What Inspectors Found
The food sourcing violation is among the most serious an inspector can document at a sushi restaurant. Food from unapproved suppliers has not passed USDA or FDA safety inspections, which means there is no verified chain of custody for the fish and other ingredients being prepared and served raw or undercooked to customers.
Three separate violations related to handwashing were cited in the same inspection. Inspectors found that employees were not washing their hands adequately, that their technique was improper, and that the facility's handwashing infrastructure was itself inadequate. All three failures existed at the same time, in the same kitchen.
The inspector also documented that no employee health policy was in place, and that employees were not reporting illness symptoms. At a restaurant serving raw fish to the public, that combination means a sick employee had no formal requirement to disclose their condition before handling food.

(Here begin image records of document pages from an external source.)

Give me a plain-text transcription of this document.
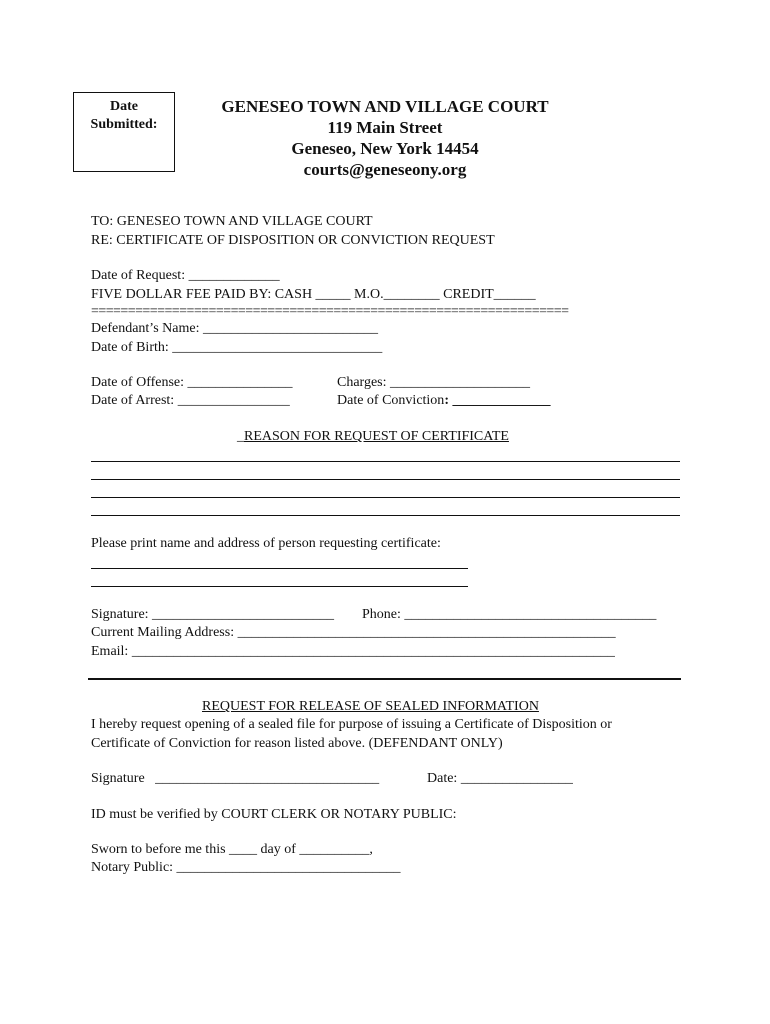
Date
Submitted:
GENESEO TOWN AND VILLAGE COURT
119 Main Street
Geneseo, New York 14454
courts@geneseony.org
TO: GENESEO TOWN AND VILLAGE COURT
RE: CERTIFICATE OF DISPOSITION OR CONVICTION REQUEST
Date of Request: _____________
FIVE DOLLAR FEE PAID BY: CASH _____ M.O.________ CREDIT______
=================================================================
Defendant’s Name: _________________________
Date of Birth: ______________________________
Date of Offense: _______________
Date of Arrest: ________________
Charges: ____________________
Date of Conviction: ______________
_REASON FOR REQUEST OF CERTIFICATE
Please print name and address of person requesting certificate:
Signature: __________________________ Phone: ____________________________________
Current Mailing Address: ______________________________________________________
Email: _____________________________________________________________________
REQUEST FOR RELEASE OF SEALED INFORMATION
I hereby request opening of a sealed file for purpose of issuing a Certificate of Disposition or
Certificate of Conviction for reason listed above. (DEFENDANT ONLY)
Signature   ________________________________	Date: ________________
ID must be verified by COURT CLERK OR NOTARY PUBLIC:
Sworn to before me this ____ day of __________,
Notary Public: ________________________________
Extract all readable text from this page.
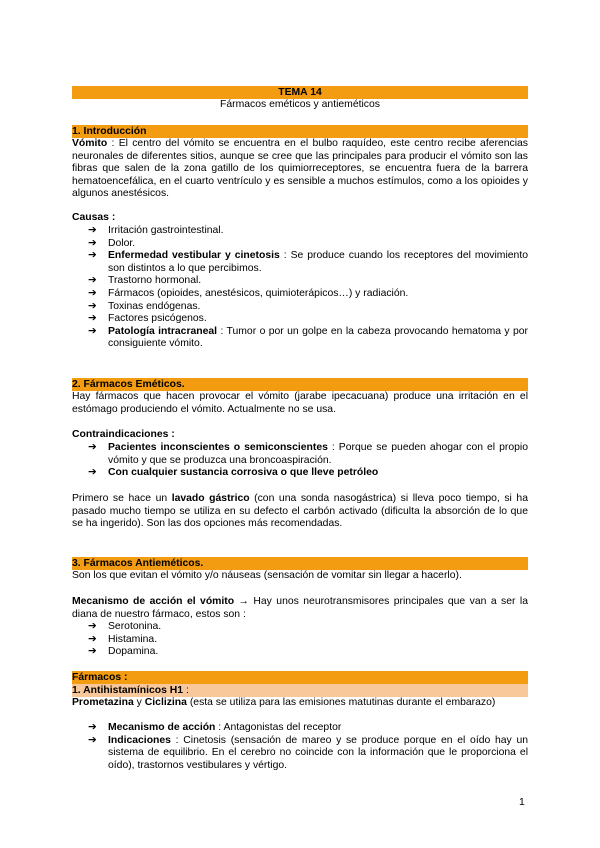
TEMA 14
Fármacos eméticos y antieméticos
1. Introducción
Vómito : El centro del vómito se encuentra en el bulbo raquídeo, este centro recibe aferencias neuronales de diferentes sitios, aunque se cree que las principales para producir el vómito son las fibras que salen de la zona gatillo de los quimiorreceptores, se encuentra fuera de la barrera hematoencefálica, en el cuarto ventrículo y es sensible a muchos estímulos, como a los opioides y algunos anestésicos.
Causas :
➔ Irritación gastrointestinal.
➔ Dolor.
➔ Enfermedad vestibular y cinetosis : Se produce cuando los receptores del movimiento son distintos a lo que percibimos.
➔ Trastorno hormonal.
➔ Fármacos (opioides, anestésicos, quimioterápicos…) y radiación.
➔ Toxinas endógenas.
➔ Factores psicógenos.
➔ Patología intracraneal : Tumor o por un golpe en la cabeza provocando hematoma y por consiguiente vómito.
2. Fármacos Eméticos.
Hay fármacos que hacen provocar el vómito (jarabe ipecacuana) produce una irritación en el estómago produciendo el vómito. Actualmente no se usa.
Contraindicaciones :
➔ Pacientes inconscientes o semiconscientes : Porque se pueden ahogar con el propio vómito y que se produzca una broncoaspiración.
➔ Con cualquier sustancia corrosiva o que lleve petróleo
Primero se hace un lavado gástrico (con una sonda nasogástrica) si lleva poco tiempo, si ha pasado mucho tiempo se utiliza en su defecto el carbón activado (dificulta la absorción de lo que se ha ingerido). Son las dos opciones más recomendadas.
3. Fármacos Antieméticos.
Son los que evitan el vómito y/o náuseas (sensación de vomitar sin llegar a hacerlo).
Mecanismo de acción el vómito → Hay unos neurotransmisores principales que van a ser la diana de nuestro fármaco, estos son :
➔ Serotonina.
➔ Histamina.
➔ Dopamina.
Fármacos :
1. Antihistamínicos H1 :
Prometazina y Ciclizina (esta se utiliza para las emisiones matutinas durante el embarazo)
➔ Mecanismo de acción : Antagonistas del receptor
➔ Indicaciones : Cinetosis (sensación de mareo y se produce porque en el oído hay un sistema de equilibrio. En el cerebro no coincide con la información que le proporciona el oído), trastornos vestibulares y vértigo.
1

Improperly cleaned food contact surfaces rounded out the high-severity list, along with the absence of a consumer advisory notifying customers that raw or undercooked items carry heightened health risks. The person in charge was either not present or not performing supervisory duties.
Three intermediate violations accompanied the nine high-severity findings: improper sewage or wastewater disposal, multi-use utensils not properly cleaned, and inadequate or improperly maintained toilet facilities.
What These Violations Mean
The food-from-unapproved-sources violation matters in a specific, practical way. If a customer becomes ill after eating at American Japa Sushi, investigators cannot trace that food back through a verified supply chain. There is no paper trail. At a restaurant where much of the menu is served raw, that gap in traceability is not a technicality.
The cluster of illness-related violations, no written health policy, no symptom reporting, and no active managerial oversight, describes a kitchen where a worker sick with Norovirus or Salmonella could prepare food for an entire shift without any formal mechanism to stop it. Norovirus, which spreads readily through contaminated food, accounts for roughly 20 million illnesses in the United States each year.
The three handwashing violations together describe a cascading failure. Inadequate facilities make proper hygiene structurally difficult. No enforcement of technique means that even when employees attempt to wash their hands, the attempt may not be effective. Improper handwashing is, according to public health data, the single most significant factor in spreading foodborne illness from food workers to customers.
Improper sewage disposal adds a separate contamination risk. Raw sewage contains E. coli, Hepatitis A, and other pathogens. When waste water is not properly contained or removed, those pathogens can reach food preparation surfaces.
The Longer Record
The May 20 inspection was not an outlier. State records show 16 inspections on file for American Japa Sushi, with 209 total violations documented across that history. The restaurant has never been emergency-closed.
The inspection pattern over the past two years is consistent. In February 2025, inspectors cited 11 high-severity and 7 intermediate violations. The following month, in March 2025, the tally was 9 high-severity and 7 intermediate. September 2025 produced 8 high-severity and 4 intermediate violations. The May 20, 2026, inspection brought 9 high-severity and 3 intermediate violations.
The day after the May 20 inspection, on May 21, inspectors returned and found 7 high-severity and 1 intermediate violation still present.
The categories recur. High-severity violations have appeared in nearly every inspection on record. The facility has accumulated serious citations across multiple inspection cycles without the pattern reversing. A single strong inspection, in June 2024, showed only 1 high-severity and no intermediate violations. Every inspection before and after that date shows a substantially worse picture.
Still Open
State inspectors documented nine high-severity violations at American Japa Sushi on May 20, 2026, including food from an unknown source, no mechanism for employees to report illness, and handwashing failures at every level from infrastructure to technique.
The restaurant remained open after that inspection.